The different trajectories of these two laws reveal local governing bodies with substantially different legislative priorities and political leanings. Who has the better policy argument of the two is irrelevant for purposes of this post. What is relevant is that both of these jurisdictions, like dozens of other jurisdictions, whether on the federal, state or local level, prohibit employers from discriminating against their workers in some form.

Therefore, employers must take care to familiarize themselves with the human rights laws of each jurisdiction in which they operate to understand what is and is not protected. Their efforts to avoid EEO claims in one jurisdiction may be insufficient in another as would be the case with New York City and Tennessee.  Familiarity with the human rights laws allows employers to take the steps necessary to properly stamp out all applicable forms of discrimination, harassment and retaliation in their workplace. In addition, employers would be well-advised to consider the following to limit their exposure:

  1. Document and communicate performance expectations and issues in a timely manner. Doing so provides employers with the best chance of having a case tossed before trial or, if necessary, at trial. Employers shouldn’t necessarily wait to document and communicate performance issues until an employee’s annual performance review; rather, if feasible, they should do so at the time the performance issue arises. Further, employers should set clearly defined written performance goals for the employee, communicate the same, and then periodically revisit those goals with the employee.

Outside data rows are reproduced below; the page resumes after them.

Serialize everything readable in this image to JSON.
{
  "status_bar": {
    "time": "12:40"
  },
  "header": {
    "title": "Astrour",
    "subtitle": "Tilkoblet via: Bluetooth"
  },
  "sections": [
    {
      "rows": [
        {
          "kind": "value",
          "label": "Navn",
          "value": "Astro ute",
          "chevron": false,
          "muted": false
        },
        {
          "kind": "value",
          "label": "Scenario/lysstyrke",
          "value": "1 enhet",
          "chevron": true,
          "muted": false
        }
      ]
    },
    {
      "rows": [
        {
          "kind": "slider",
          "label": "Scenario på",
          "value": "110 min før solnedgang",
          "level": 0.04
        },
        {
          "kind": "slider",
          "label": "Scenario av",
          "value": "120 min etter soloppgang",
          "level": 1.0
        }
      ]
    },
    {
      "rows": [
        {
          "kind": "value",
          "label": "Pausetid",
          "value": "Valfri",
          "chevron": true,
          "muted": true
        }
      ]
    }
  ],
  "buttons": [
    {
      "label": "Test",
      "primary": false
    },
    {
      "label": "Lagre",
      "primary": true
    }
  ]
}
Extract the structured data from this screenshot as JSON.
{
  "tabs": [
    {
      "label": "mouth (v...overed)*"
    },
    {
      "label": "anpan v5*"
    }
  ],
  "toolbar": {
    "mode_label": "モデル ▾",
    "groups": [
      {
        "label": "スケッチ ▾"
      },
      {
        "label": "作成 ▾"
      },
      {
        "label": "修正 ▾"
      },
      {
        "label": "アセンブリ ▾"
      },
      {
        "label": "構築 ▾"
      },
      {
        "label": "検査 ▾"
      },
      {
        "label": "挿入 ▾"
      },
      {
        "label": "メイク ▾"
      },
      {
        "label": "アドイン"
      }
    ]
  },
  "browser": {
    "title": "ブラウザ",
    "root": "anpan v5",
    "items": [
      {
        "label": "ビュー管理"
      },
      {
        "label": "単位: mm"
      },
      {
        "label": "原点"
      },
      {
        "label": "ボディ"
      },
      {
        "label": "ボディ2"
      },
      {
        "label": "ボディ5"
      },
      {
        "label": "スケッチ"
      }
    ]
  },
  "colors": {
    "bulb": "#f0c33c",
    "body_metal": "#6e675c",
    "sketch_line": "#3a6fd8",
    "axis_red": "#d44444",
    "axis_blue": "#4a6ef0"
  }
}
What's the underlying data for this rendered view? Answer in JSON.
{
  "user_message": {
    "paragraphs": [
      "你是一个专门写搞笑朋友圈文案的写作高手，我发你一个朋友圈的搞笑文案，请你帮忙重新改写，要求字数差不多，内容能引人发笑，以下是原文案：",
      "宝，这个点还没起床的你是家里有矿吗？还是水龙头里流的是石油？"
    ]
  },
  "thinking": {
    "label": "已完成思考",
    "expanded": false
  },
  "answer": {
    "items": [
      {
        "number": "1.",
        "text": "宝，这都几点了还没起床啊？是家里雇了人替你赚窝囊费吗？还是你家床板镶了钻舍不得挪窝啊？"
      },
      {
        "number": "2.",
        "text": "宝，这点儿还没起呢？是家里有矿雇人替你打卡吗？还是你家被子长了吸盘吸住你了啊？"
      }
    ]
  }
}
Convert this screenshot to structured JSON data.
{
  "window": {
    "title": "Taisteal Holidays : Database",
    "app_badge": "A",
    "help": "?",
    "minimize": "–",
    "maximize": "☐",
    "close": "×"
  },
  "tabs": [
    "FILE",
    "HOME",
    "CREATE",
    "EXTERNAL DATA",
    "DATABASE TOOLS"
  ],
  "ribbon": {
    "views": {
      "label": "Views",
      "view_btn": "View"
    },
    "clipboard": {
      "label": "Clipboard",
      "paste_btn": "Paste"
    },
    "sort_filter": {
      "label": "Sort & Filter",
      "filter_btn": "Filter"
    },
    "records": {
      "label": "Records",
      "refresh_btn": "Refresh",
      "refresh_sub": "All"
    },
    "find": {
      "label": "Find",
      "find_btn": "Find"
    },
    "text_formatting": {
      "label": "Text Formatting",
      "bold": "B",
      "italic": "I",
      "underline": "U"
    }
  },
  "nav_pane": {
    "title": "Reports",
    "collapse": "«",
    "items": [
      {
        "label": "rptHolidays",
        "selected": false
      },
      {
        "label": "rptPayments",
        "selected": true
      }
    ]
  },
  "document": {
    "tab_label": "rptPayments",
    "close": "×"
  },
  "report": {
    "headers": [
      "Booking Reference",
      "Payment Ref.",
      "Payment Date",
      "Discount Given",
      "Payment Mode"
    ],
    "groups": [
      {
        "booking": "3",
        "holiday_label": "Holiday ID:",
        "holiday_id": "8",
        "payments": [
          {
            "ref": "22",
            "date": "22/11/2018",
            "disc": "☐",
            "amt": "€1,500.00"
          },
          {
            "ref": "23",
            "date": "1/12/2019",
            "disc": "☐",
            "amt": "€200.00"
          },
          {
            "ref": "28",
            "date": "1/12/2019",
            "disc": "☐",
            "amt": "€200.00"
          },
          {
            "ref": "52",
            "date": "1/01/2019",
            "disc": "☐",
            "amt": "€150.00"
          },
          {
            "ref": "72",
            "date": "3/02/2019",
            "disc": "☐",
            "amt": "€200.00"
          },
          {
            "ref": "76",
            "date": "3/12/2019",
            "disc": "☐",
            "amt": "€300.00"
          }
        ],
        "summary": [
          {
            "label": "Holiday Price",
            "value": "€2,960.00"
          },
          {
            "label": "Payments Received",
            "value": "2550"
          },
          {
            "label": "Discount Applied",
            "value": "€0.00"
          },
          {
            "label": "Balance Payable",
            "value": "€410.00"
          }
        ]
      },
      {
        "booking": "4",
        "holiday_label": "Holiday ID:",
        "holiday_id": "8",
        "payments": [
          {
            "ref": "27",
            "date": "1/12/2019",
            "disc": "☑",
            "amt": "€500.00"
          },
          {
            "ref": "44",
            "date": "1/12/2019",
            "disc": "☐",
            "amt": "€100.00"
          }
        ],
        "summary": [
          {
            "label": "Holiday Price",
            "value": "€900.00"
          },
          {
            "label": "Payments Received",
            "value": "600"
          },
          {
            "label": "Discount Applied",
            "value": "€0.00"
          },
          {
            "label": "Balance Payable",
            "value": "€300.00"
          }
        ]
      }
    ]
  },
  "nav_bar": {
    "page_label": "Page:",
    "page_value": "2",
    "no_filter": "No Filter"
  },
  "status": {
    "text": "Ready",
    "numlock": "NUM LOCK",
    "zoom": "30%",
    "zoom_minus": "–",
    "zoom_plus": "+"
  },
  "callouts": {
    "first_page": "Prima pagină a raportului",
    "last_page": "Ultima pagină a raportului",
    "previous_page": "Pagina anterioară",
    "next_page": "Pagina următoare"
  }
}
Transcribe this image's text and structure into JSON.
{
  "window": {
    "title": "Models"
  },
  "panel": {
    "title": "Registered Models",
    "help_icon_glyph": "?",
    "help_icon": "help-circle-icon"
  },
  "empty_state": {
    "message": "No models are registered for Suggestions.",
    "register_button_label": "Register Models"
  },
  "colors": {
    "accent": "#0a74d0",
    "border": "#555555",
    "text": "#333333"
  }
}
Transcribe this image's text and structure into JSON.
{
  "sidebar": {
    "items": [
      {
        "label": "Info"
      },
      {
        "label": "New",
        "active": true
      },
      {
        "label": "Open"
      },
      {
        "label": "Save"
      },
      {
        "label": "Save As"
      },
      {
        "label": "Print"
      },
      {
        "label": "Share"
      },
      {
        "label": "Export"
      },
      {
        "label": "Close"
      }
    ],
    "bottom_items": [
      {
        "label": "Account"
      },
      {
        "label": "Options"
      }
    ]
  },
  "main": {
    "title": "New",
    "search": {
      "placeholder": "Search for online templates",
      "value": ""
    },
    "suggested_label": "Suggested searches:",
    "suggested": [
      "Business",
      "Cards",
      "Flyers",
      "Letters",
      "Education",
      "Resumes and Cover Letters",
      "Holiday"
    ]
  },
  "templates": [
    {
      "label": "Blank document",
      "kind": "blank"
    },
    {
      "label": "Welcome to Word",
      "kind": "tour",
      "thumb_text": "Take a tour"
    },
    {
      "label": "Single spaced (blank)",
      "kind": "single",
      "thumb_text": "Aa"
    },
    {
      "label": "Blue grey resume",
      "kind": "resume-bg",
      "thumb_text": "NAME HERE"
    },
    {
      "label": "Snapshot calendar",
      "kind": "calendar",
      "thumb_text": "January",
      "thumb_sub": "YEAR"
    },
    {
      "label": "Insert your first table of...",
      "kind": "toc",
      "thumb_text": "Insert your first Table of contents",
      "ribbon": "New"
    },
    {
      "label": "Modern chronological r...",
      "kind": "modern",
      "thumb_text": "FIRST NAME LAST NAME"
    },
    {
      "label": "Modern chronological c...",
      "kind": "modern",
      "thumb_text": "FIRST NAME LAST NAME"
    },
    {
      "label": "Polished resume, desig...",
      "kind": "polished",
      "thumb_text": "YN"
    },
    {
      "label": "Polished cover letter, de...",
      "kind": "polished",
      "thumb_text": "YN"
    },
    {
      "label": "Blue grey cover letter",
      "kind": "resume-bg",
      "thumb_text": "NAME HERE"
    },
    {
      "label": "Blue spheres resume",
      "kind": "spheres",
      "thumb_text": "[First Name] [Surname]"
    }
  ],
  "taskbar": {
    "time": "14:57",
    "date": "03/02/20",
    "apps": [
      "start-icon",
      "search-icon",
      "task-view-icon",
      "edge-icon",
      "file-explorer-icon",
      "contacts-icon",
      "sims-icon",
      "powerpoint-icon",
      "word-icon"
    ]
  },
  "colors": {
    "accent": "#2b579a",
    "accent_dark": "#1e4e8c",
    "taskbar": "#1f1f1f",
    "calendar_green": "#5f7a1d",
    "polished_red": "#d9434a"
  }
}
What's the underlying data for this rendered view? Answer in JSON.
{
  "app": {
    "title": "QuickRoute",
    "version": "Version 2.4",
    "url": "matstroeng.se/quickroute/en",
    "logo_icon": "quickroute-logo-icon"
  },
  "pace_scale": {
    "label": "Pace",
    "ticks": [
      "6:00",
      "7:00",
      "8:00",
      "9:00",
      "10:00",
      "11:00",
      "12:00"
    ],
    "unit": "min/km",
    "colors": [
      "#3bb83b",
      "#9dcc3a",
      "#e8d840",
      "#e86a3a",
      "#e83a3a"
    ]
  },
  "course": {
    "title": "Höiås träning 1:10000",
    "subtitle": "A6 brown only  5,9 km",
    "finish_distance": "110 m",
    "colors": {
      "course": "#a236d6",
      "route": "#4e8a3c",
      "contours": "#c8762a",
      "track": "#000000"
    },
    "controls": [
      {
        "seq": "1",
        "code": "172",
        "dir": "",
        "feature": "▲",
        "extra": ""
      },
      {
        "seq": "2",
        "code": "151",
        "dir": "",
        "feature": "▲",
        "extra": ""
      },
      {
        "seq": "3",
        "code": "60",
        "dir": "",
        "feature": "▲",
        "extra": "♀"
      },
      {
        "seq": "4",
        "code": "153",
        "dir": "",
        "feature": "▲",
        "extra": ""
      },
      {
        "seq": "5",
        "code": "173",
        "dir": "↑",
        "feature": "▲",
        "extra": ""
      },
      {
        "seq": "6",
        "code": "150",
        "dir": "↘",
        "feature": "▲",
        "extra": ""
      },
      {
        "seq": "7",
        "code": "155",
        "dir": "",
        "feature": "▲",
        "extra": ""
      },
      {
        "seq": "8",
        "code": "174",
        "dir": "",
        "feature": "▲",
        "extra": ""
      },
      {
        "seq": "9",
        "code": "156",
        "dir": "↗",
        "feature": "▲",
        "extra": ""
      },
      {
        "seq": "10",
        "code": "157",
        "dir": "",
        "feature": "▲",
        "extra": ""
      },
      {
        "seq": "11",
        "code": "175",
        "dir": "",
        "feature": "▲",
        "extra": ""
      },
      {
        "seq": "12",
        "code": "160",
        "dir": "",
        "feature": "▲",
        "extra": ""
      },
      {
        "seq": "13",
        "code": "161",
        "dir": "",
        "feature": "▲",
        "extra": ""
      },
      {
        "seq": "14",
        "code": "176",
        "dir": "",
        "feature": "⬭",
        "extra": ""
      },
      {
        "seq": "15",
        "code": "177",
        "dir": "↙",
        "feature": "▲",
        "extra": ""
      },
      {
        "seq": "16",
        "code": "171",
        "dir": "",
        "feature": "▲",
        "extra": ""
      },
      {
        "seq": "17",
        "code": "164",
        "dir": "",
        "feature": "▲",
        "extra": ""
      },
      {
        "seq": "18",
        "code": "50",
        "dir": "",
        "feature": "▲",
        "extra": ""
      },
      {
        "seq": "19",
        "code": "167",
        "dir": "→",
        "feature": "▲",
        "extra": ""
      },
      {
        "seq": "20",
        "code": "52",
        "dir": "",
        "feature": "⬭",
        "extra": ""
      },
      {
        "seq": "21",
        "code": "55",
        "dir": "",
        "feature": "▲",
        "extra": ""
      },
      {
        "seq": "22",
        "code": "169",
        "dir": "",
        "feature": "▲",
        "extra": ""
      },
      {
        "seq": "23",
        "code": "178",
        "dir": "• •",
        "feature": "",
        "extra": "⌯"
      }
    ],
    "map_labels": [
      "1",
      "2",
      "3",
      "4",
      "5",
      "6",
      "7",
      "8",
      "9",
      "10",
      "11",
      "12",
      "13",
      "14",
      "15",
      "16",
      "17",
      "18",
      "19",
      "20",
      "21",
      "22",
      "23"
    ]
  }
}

  2. Create, implement and periodically review discrimination/harassment/retaliation policies. Often times, the best defense is a good offense. Employers should create broad, or broaden their existing, non-discrimination/non-harassment/non-retaliation policies, distribute these policies (at least annually) to new hires and existing employees, require review and acknowledgement of these policies, provide the employee with the opportunity to ask questions regarding these policies, and ensure that these policies include workable complaint mechanisms and investigation procedures.
  3. Don’t Skimp Out on Training. Having a written policy only goes so far. A key to prevention is training. Employers should develop and administer comprehensive non-discrimination/harassment/retaliation training programs for all employees, managerial, supervisory or otherwise, and ensure that managers and supervisors can recognize, process, and correct discriminatory behavior.
  4. Consistently enforce your policies. If an employee complains, you must take it seriously and investigate the complaint. And if you discover any wrongdoing, you are well-advised to take the necessary and appropriate corrective action. Failing to enforce your policy consistently not exposes you to a claim, but sends a message that the company is not serious about creating a discrimination-free workplace.
  5. Consider using arbitration agreements or jury waivers. In the last few years, the law has moved decidedly in management’s favor to allow for the use of arbitration agreements to resolve human rights disputes. Employers can also use jury waivers as an alternative. Trying a case before a judge or arbitrator instead of a jury provides the employer with several advantages: they (mostly) take less time and money, and studies suggest that employers are twice as likely to prevail, and if they lose, the employee typically will likely receive a substantially lower damage award.